O fenómeno atingia proporções impressionantes, com relatos de mais de mil bolas vendidas diariamente. Vir a Viana e não comer uma bola do Natário era, como dizia a própria gerência, "ir a Roma e não ver o Papa". Era um ritual, um ponto obrigatório em qualquer roteiro pela cidade.
A Experiência Natário: Entre o Amor e a Frustração
Apesar da devoção quase universal ao seu produto estrela, a experiência na padaria Manuel Natário era um misto de emoções. A excelência do produto convivia com uma série de idiossincrasias operacionais que geravam tanto suspiros de prazer como de frustração.
Os Pontos Fortes que Cimentaram a Lenda
O principal ponto forte era, inegavelmente, o sabor. A qualidade do fabrico próprio era indiscutível e valia cada minuto de espera para a maioria. A juntar a isso, o estabelecimento mantinha uma aura de autenticidade e tradição. Numa era de modernização e impessoalidade, o Natário permanecia fiel a si mesmo, aos seus métodos e até às suas manias. Era uma janela para um tempo em que a qualidade do produto falava mais alto que a conveniência do serviço. Para além das bolas, alguns clientes mencionavam que existiam outras iguarias, tanto doces como salgadas, que também mereciam atenção, mostrando que, embora ofuscados, havia mais talentos naquela cozinha.
Os Pontos Fracos que Testavam a Paciência
No entanto, nem tudo era perfeito. Várias críticas apontavam para aspetos que poderiam ser melhorados e que, para alguns, manchavam a experiência:
- As Filas Intermináveis: O que para uns era prova de sucesso, para outros era um enorme inconveniente. Esperas que podiam chegar a uma hora eram comuns, e a produção limitada significava que o risco de, após a longa espera, ouvir um "já acabaram" era real e imensamente frustrante.
- Falta de Modernização: Uma das críticas mais recorrentes era a recusa em aceitar pagamentos com cartão. Numa cidade turística e em pleno século XXI, a política de "apenas dinheiro" era vista como um anacronismo inconveniente.
- Regras Peculiares: Existia uma regra insólita que causava alguma perplexidade: quem consumisse no interior do estabelecimento não podia levar bolas para casa em formato take-away. Para tal, teria de voltar para o final da fila exterior, uma política que poucos conseguiam compreender.

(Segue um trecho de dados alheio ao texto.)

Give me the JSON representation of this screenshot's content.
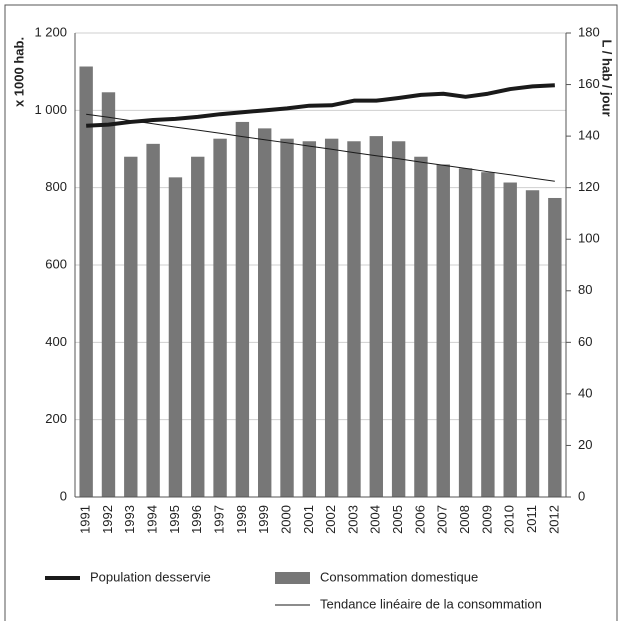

- Acessibilidade Limitada: A informação de que a entrada não era acessível a cadeiras de rodas é um ponto negativo importante, excluindo clientes com mobilidade reduzida de desfrutar da experiência no local.

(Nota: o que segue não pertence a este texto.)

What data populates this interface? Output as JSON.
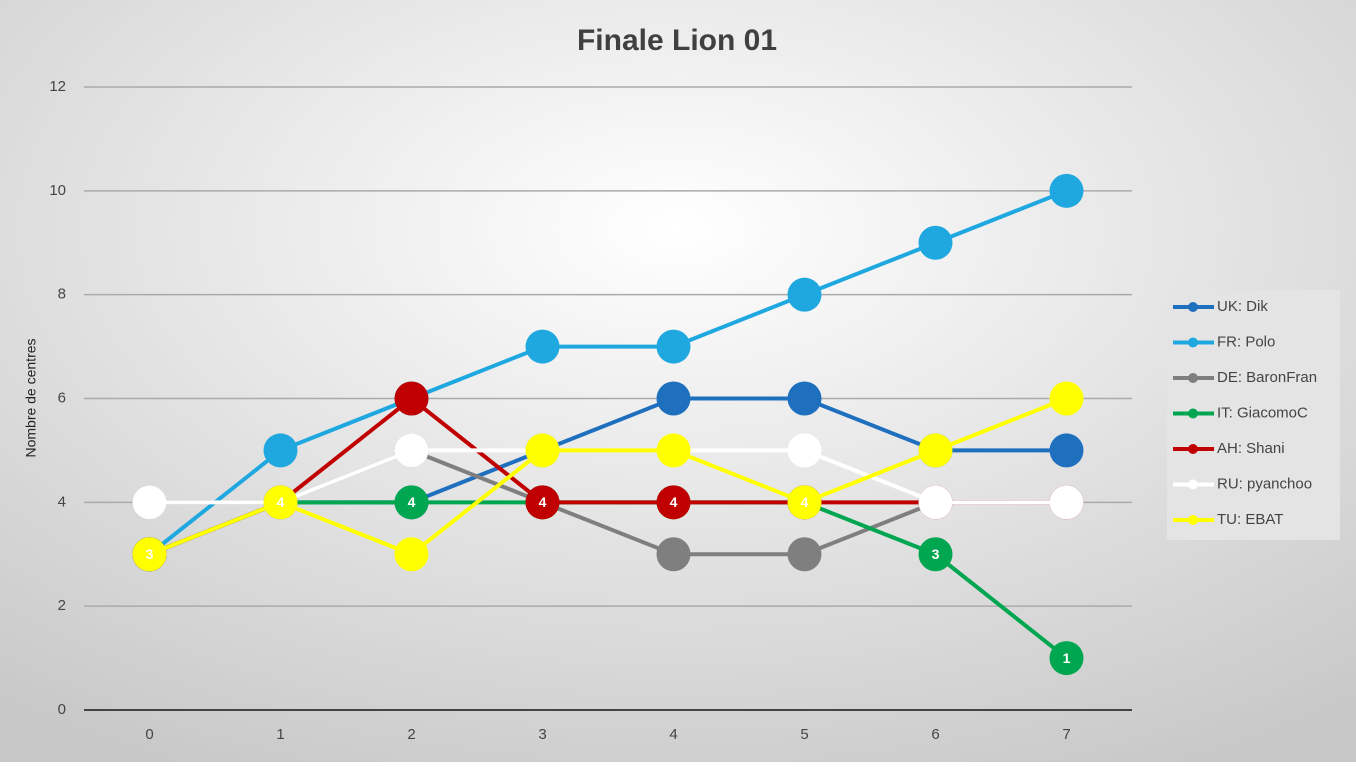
{
  "chart_data": {
    "type": "line",
    "title": "Finale Lion 01",
    "y_label": "Nombre de centres",
    "x": [
      0,
      1,
      2,
      3,
      4,
      5,
      6,
      7
    ],
    "xlim": [
      -0.5,
      7.5
    ],
    "xticks": [
      0,
      1,
      2,
      3,
      4,
      5,
      6,
      7
    ],
    "ylim": [
      0,
      12
    ],
    "yticks": [
      0,
      2,
      4,
      6,
      8,
      10,
      12
    ],
    "grid": true,
    "legend": "right",
    "series": [
      {
        "name": "UK: Dik",
        "color": "#1f6fbf",
        "values": [
          3,
          4,
          4,
          5,
          6,
          6,
          5,
          5
        ]
      },
      {
        "name": "FR: Polo",
        "color": "#1fa8e0",
        "values": [
          3,
          5,
          6,
          7,
          7,
          8,
          9,
          10
        ]
      },
      {
        "name": "DE: BaronFran",
        "color": "#7f7f7f",
        "values": [
          4,
          4,
          5,
          4,
          3,
          3,
          4,
          4
        ]
      },
      {
        "name": "IT: GiacomoC",
        "color": "#00a650",
        "values": [
          3,
          4,
          4,
          4,
          4,
          4,
          3,
          1
        ],
        "data_labels": true
      },
      {
        "name": "AH: Shani",
        "color": "#c00000",
        "values": [
          3,
          4,
          6,
          4,
          4,
          4,
          4,
          4
        ]
      },
      {
        "name": "RU: pyanchoo",
        "color": "#ffffff",
        "values": [
          4,
          4,
          5,
          5,
          5,
          5,
          4,
          4
        ]
      },
      {
        "name": "TU: EBAT",
        "color": "#ffff00",
        "values": [
          3,
          4,
          3,
          5,
          5,
          4,
          5,
          6
        ]
      }
    ]
  }
}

O Adeus a um Ícone e o Doce Legado
O encerramento permanente da Pastelaria Manuel Natário no início de 2024 deixou um vazio no coração de Viana do Castelo. A notícia marcou o fim de uma história que, segundo se estima, teria começado por volta de 1936, passando por gerações da família Natário. Este não era apenas um negócio, era património. A sua importância foi reconhecida oficialmente em 2017, quando integrou uma coleção de selos dos Correios de Portugal dedicada aos "Cafés Históricos de Portugal", um feito notável que a colocou ao lado de outros gigantes da história da hotelaria nacional.

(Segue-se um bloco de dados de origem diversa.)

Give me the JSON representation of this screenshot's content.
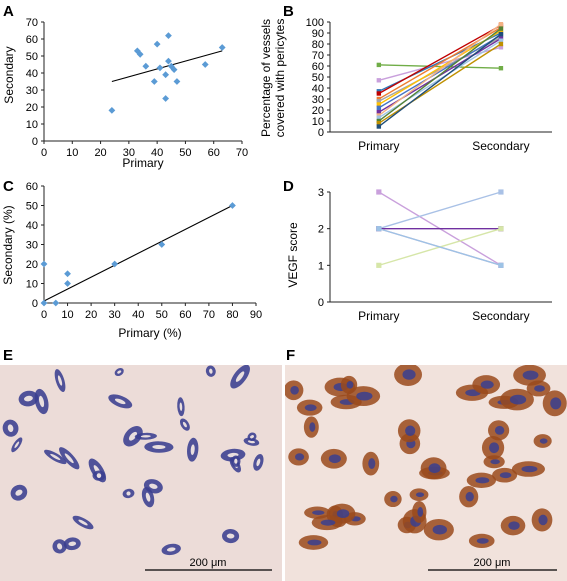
{
  "figure": {
    "panels": [
      "A",
      "B",
      "C",
      "D",
      "E",
      "F"
    ],
    "scale_bar_label": "200 μm"
  },
  "colors": {
    "diamond": "#5b9bd5",
    "fit_line": "#000000",
    "tissue_E_bg": "#ecdcd8",
    "tissue_F_bg": "#f1e2dc",
    "stain_blue": "#3a3f8f",
    "stain_brown": "#9a4a1c"
  },
  "chart_data": [
    {
      "id": "A",
      "type": "scatter",
      "xlabel": "Primary",
      "ylabel": "Secondary",
      "xlim": [
        0,
        70
      ],
      "ylim": [
        0,
        70
      ],
      "xticks": [
        0,
        10,
        20,
        30,
        40,
        50,
        60,
        70
      ],
      "yticks": [
        0,
        10,
        20,
        30,
        40,
        50,
        60,
        70
      ],
      "points": [
        [
          24,
          18
        ],
        [
          33,
          53
        ],
        [
          34,
          51
        ],
        [
          36,
          44
        ],
        [
          39,
          35
        ],
        [
          40,
          57
        ],
        [
          41,
          43
        ],
        [
          43,
          25
        ],
        [
          43,
          39
        ],
        [
          44,
          62
        ],
        [
          44,
          47
        ],
        [
          45,
          44
        ],
        [
          46,
          42
        ],
        [
          47,
          35
        ],
        [
          57,
          45
        ],
        [
          63,
          55
        ]
      ],
      "trendline": [
        [
          24,
          35
        ],
        [
          63,
          53
        ]
      ]
    },
    {
      "id": "B",
      "type": "line",
      "categories": [
        "Primary",
        "Secondary"
      ],
      "ylabel": "Percentage of vessels covered with pericytes",
      "ylim": [
        0,
        100
      ],
      "yticks": [
        0,
        10,
        20,
        30,
        40,
        50,
        60,
        70,
        80,
        90,
        100
      ],
      "series": [
        {
          "values": [
            61,
            58
          ],
          "color": "#70ad47"
        },
        {
          "values": [
            47,
            77
          ],
          "color": "#c9a0dc"
        },
        {
          "values": [
            37,
            90
          ],
          "color": "#2e75b6"
        },
        {
          "values": [
            35,
            97
          ],
          "color": "#c00000"
        },
        {
          "values": [
            30,
            95
          ],
          "color": "#ed7d31"
        },
        {
          "values": [
            28,
            86
          ],
          "color": "#a5a5a5"
        },
        {
          "values": [
            25,
            92
          ],
          "color": "#ffc000"
        },
        {
          "values": [
            22,
            88
          ],
          "color": "#4472c4"
        },
        {
          "values": [
            18,
            85
          ],
          "color": "#7030a0"
        },
        {
          "values": [
            15,
            98
          ],
          "color": "#f4b183"
        },
        {
          "values": [
            13,
            83
          ],
          "color": "#9dc3e6"
        },
        {
          "values": [
            10,
            94
          ],
          "color": "#548235"
        },
        {
          "values": [
            8,
            80
          ],
          "color": "#bf9000"
        },
        {
          "values": [
            5,
            89
          ],
          "color": "#1f4e79"
        }
      ]
    },
    {
      "id": "C",
      "type": "scatter",
      "xlabel": "Primary (%)",
      "ylabel": "Secondary (%)",
      "xlim": [
        0,
        90
      ],
      "ylim": [
        0,
        60
      ],
      "xticks": [
        0,
        10,
        20,
        30,
        40,
        50,
        60,
        70,
        80,
        90
      ],
      "yticks": [
        0,
        10,
        20,
        30,
        40,
        50,
        60
      ],
      "points": [
        [
          0,
          20
        ],
        [
          0,
          0
        ],
        [
          5,
          0
        ],
        [
          10,
          10
        ],
        [
          10,
          15
        ],
        [
          30,
          20
        ],
        [
          50,
          30
        ],
        [
          80,
          50
        ]
      ],
      "trendline": [
        [
          0,
          1
        ],
        [
          80,
          50
        ]
      ]
    },
    {
      "id": "D",
      "type": "line",
      "categories": [
        "Primary",
        "Secondary"
      ],
      "ylabel": "VEGF score",
      "ylim": [
        0,
        3
      ],
      "yticks": [
        0,
        1,
        2,
        3
      ],
      "series": [
        {
          "values": [
            3,
            1
          ],
          "color": "#c9a0dc"
        },
        {
          "values": [
            2,
            3
          ],
          "color": "#a9c1e6"
        },
        {
          "values": [
            2,
            2
          ],
          "color": "#7030a0"
        },
        {
          "values": [
            2,
            1
          ],
          "color": "#d9a5c8"
        },
        {
          "values": [
            1,
            2
          ],
          "color": "#d6e6a8"
        },
        {
          "values": [
            2,
            1
          ],
          "color": "#9dc3e6"
        }
      ]
    }
  ]
}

Apesar de as portas do número 37 da Rua Manuel Espregueira se terem fechado sob o nome "Manuel Natário", a memória do seu sabor perdura. As histórias das esperas ao sol e à chuva, a primeira dentada na bola quente e estaladiça, o cheiro a canela que perfumava a rua – tudo isto faz agora parte do folclore da cidade. Embora o futuro daquela morada possa trazer novos projetos, talvez até uma continuação da tradição sob nova gerência, o capítulo original chegou ao fim. Para milhares de pessoas, a melhor pastelaria de Viana terá sempre este nome e o seu legado será sempre recordado com um misto de alegria pela experiência vivida e uma doce, doce saudade.